A review by dilchh
Lost & Found by Brooke Davis

2.0

Honestly, I don’t know what to make of this book. I can’t even definitively say whether this was a fast or slow paced book. It was just a very random and weird experience for me when I read it, and it’s not the nice weird like when I read Haruki Murakami’s work. I feel like the author really tries so hard in trying to make the story felt unique or different, but then I just couldn’t bring myself to connect with it. I like the theme of death and how almost everyone always tip-toed around the subject. I mean, being born and then dying is like two sides of the same coin, and yet people are only comfortable with the former than the latter. I guess, that was what kept me going with this book, but everything about this book just screams illogical to me the further I went with the story.

Should I named those illogical things? I think I should; (1) why would Millie’s mum left her in a freaking department store, if she’s going to send her relatives to come and pick Millie at home, eventually? I mean, what the actual thing? (oops, there goes a bit of a spoiler); (2) I don’t know how department store works in Australia, but are you seriously telling me that an old man and a seven year-old had been staying inside the department store for a couple of days and no one had known about it? Really? Yeah, I don’t buy that; (3) what is up with Karl the touch typist, tough? I’m not an old man and I never will be (I will, however, be an old woman), but every single thing that he does just seems awkward and just plain annoying. It’s like the author was channeling Allan Karlsson from The Hundred-Year Old Man Who Climbed Out the Window and Disappeared, but where Allan Karlsson is likeable, this Karl is just simply annoying and irritating! There, I said it; (4) oh don’t get me started with Agatha Pantha. I get that she is grieving in her own way, and at that point she seems like the most believable character of them all, but then the constant shouting and how the author portrayed young Agatha and how it didn’t match her old self just irks me to no end. I can’t for the life of me believe that there is someone like Agatha, although if I have to choose one out of the lot, then Agatha seems to be the only character that might be the most relatable.

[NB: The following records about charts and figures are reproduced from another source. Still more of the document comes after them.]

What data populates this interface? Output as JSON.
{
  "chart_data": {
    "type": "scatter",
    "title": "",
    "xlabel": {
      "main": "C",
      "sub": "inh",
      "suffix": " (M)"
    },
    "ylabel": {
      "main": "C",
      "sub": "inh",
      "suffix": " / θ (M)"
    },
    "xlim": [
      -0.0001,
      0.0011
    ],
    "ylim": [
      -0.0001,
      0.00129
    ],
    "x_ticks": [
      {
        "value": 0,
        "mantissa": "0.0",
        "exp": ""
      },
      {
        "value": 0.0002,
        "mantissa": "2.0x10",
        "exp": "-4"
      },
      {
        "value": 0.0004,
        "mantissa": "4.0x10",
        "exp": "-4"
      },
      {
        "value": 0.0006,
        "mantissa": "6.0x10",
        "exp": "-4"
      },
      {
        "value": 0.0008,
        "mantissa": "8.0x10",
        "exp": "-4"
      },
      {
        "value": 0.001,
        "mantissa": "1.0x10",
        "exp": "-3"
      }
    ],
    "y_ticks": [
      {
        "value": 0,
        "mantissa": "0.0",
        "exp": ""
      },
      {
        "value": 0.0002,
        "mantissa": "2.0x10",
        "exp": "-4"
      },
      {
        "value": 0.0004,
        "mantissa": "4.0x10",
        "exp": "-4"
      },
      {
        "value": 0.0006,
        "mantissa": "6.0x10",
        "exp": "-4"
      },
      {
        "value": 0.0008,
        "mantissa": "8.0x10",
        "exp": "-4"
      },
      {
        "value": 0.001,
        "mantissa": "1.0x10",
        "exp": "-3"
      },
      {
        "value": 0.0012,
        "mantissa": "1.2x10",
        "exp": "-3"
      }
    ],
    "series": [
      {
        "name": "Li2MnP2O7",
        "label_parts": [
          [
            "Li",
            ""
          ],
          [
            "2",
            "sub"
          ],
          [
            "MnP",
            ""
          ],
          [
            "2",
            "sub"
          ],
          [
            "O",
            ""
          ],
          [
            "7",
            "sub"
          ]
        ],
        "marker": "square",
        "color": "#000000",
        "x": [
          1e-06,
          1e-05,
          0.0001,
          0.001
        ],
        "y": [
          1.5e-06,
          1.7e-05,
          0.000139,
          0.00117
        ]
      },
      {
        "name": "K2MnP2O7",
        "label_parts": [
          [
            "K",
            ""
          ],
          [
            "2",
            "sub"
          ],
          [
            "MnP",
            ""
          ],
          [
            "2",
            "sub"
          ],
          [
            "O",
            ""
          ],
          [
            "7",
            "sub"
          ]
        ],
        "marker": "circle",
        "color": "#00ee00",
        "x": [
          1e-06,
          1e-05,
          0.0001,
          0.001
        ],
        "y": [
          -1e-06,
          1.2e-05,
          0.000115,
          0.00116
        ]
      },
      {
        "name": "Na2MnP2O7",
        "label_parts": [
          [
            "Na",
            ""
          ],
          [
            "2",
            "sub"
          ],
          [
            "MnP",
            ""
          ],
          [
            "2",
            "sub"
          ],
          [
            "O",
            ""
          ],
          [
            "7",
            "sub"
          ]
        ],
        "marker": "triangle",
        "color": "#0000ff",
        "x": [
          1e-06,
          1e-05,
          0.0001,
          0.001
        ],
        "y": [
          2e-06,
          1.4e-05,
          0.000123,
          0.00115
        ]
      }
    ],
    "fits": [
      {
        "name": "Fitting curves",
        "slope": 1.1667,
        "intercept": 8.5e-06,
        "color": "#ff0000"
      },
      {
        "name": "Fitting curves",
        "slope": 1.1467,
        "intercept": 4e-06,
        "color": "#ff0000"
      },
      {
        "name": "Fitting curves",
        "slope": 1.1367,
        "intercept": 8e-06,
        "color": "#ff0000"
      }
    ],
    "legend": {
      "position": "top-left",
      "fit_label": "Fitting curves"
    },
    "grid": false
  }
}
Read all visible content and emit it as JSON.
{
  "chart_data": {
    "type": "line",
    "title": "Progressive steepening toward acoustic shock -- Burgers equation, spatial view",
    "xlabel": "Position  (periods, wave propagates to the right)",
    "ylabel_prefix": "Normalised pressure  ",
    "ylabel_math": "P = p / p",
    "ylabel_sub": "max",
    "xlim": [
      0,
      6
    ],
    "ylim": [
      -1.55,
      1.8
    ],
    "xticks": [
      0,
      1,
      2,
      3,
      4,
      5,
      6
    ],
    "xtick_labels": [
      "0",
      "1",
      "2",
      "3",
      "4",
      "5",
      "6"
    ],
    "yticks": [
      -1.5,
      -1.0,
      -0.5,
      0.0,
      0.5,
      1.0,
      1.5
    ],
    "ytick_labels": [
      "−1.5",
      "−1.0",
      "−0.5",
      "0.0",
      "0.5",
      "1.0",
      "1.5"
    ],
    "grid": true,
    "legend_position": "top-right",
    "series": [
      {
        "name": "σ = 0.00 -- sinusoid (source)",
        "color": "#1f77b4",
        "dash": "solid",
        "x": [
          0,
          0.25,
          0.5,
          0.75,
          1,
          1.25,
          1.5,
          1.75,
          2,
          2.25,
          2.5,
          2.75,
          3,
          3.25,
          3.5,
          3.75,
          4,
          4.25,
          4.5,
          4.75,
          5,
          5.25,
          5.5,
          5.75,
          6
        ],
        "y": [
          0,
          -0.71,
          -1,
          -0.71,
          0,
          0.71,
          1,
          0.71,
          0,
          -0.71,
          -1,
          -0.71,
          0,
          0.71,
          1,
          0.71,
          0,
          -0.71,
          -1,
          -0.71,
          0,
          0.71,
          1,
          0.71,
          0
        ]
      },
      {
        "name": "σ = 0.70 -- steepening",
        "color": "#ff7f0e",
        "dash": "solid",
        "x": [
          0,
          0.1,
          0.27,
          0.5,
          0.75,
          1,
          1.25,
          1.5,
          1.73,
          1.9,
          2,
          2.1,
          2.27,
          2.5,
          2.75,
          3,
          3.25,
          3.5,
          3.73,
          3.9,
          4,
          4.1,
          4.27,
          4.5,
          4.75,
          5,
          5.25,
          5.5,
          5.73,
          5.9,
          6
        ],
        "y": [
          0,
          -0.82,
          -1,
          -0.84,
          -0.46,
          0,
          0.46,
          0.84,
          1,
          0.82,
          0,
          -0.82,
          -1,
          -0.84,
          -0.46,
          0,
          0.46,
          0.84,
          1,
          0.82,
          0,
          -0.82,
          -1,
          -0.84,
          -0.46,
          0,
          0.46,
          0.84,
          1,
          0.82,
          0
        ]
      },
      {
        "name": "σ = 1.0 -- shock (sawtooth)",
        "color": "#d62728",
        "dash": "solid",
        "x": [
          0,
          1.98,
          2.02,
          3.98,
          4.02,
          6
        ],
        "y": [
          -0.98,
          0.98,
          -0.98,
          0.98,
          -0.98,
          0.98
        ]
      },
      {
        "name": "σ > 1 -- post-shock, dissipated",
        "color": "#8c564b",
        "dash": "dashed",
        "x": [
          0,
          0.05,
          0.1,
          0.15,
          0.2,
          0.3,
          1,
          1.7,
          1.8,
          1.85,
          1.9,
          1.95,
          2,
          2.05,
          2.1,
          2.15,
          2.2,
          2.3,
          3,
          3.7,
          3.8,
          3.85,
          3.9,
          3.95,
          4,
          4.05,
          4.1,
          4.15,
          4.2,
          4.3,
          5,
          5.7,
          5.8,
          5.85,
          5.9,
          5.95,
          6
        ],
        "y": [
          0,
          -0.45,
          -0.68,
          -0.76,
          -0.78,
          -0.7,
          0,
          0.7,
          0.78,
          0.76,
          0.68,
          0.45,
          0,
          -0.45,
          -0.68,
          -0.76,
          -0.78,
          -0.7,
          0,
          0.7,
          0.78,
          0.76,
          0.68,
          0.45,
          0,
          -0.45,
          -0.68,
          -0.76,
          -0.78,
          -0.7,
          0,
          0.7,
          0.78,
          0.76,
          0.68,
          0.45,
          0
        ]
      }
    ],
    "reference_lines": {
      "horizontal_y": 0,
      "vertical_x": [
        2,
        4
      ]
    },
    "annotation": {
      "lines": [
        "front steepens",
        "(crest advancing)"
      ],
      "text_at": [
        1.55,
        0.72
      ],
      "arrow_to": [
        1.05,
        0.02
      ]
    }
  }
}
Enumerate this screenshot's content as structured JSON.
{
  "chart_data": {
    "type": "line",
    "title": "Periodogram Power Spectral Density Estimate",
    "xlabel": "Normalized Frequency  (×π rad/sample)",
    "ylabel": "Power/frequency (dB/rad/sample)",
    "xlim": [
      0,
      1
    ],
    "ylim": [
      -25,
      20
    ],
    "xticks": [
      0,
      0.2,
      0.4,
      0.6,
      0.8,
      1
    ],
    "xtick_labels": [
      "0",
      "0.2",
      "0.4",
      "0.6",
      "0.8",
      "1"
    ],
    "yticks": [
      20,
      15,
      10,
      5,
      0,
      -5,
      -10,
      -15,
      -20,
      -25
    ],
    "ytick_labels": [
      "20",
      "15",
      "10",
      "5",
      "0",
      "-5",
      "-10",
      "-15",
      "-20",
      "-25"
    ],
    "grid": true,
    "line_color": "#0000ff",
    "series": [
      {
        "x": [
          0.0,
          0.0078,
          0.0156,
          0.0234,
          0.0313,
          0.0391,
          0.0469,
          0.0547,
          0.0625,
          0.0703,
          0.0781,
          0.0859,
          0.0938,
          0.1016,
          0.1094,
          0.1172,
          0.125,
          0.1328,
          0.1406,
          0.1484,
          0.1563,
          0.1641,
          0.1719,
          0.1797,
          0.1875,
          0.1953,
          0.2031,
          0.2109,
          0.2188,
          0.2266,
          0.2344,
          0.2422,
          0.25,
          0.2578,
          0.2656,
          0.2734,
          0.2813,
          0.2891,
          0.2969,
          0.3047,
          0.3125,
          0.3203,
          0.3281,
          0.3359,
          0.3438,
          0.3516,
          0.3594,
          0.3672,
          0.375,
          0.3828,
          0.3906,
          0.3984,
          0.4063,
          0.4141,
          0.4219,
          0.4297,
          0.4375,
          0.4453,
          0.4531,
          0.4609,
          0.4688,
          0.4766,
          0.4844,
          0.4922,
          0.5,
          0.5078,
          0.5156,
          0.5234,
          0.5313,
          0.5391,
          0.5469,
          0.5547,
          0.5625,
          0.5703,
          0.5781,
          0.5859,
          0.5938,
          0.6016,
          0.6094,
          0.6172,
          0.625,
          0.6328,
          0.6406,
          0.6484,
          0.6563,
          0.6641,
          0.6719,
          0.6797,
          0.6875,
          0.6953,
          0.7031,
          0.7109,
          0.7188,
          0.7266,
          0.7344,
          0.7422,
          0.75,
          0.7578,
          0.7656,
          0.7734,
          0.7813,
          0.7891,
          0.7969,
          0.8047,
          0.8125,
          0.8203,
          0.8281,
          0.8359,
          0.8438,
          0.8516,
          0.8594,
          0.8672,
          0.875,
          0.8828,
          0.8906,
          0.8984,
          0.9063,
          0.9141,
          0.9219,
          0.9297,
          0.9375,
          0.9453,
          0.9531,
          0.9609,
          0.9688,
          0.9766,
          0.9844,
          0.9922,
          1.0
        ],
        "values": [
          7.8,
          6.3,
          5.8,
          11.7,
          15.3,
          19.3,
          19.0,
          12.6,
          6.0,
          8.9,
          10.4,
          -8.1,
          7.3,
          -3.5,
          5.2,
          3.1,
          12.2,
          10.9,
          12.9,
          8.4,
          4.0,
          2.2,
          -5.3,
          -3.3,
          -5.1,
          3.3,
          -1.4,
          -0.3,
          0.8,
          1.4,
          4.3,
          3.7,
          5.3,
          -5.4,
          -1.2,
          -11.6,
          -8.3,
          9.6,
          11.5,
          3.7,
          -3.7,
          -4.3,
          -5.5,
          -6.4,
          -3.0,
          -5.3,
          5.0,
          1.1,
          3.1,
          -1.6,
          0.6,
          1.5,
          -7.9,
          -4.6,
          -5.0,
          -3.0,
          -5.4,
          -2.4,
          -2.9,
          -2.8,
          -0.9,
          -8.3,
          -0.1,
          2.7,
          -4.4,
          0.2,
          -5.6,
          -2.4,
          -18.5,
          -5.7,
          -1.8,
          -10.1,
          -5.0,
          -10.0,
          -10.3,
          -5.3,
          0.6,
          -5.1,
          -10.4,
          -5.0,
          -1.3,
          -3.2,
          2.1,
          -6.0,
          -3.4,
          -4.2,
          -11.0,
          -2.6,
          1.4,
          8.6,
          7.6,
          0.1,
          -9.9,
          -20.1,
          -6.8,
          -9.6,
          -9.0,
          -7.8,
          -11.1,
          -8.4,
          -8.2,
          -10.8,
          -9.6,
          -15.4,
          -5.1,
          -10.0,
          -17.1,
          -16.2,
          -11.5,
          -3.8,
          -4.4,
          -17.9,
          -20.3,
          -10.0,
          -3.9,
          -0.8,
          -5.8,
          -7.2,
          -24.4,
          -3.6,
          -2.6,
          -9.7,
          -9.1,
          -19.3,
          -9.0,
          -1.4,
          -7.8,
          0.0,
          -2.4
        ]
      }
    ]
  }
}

Okay, that aside, the story was definitely interesting. But, are you (and by ‘you’, I meant the author) seriously telling me that all those twists and turns are possible to happen in the course of time that was represented in the book and still went somewhat smoothly? Yeah, no, I don’t buy that. Seriously, every single thing that happened in this book is just impossible! I know it’s fiction, but then again this is not some fantasy kind of fiction, so surely there has to be some possibility somewhere, right? Oh, dear, I am so close to listing all the impossible events that happened in this book, but then that would make the whole entire review a major spoiler alert, and I don’t want to do that. On that note, just take my word when I said that most, if not all, of the events are just downright impossible. Give this book a try if you’re curious.

I did mention it that I feel like the author tries a bit hard in trying to make this book seems unique, especially in the way she conduct the story-telling. The problem with that is that there is only so many that can get away with it and have the story entertaining. On her part, I swear to God, it was just downright annoying. And, get this, there are no quotation marks to mark the conversation between the characters. She uses a freaking italic font to mark the conversation. I have nothing agains italic, I liked it actually, but I liked it because it helps me put emphasise in words that I need emphasising, not to tell the readers that, “hey, here’s a conversation between my characters, but I’m not going to put a quotation mark. I’m going to use an italic styling, because I hate my reader and I want to confuse the life out of them.” (or something like that, probably.) So, yeah, I don’t find it amusing… AT ALL.

Anyway, enough of me complaining. Just to be sure, although I am mostly not happy with the book, that is not to say that the book is an awful read for me. The conversation part is definitely an awful experience I don’t want to go through again, but the theme of the book is definitely interesting, and putting all my complaints aside, I would totally recommend this book to those who are interested in the topic of death and/or are going through the death of loved ones. I don’t know if it will help ease the pain, but knowing that death is being talked about in this book very openly might help us see death in a different light. Remember, my complaints are just strictly my own and it might be because I’m just a petty reader.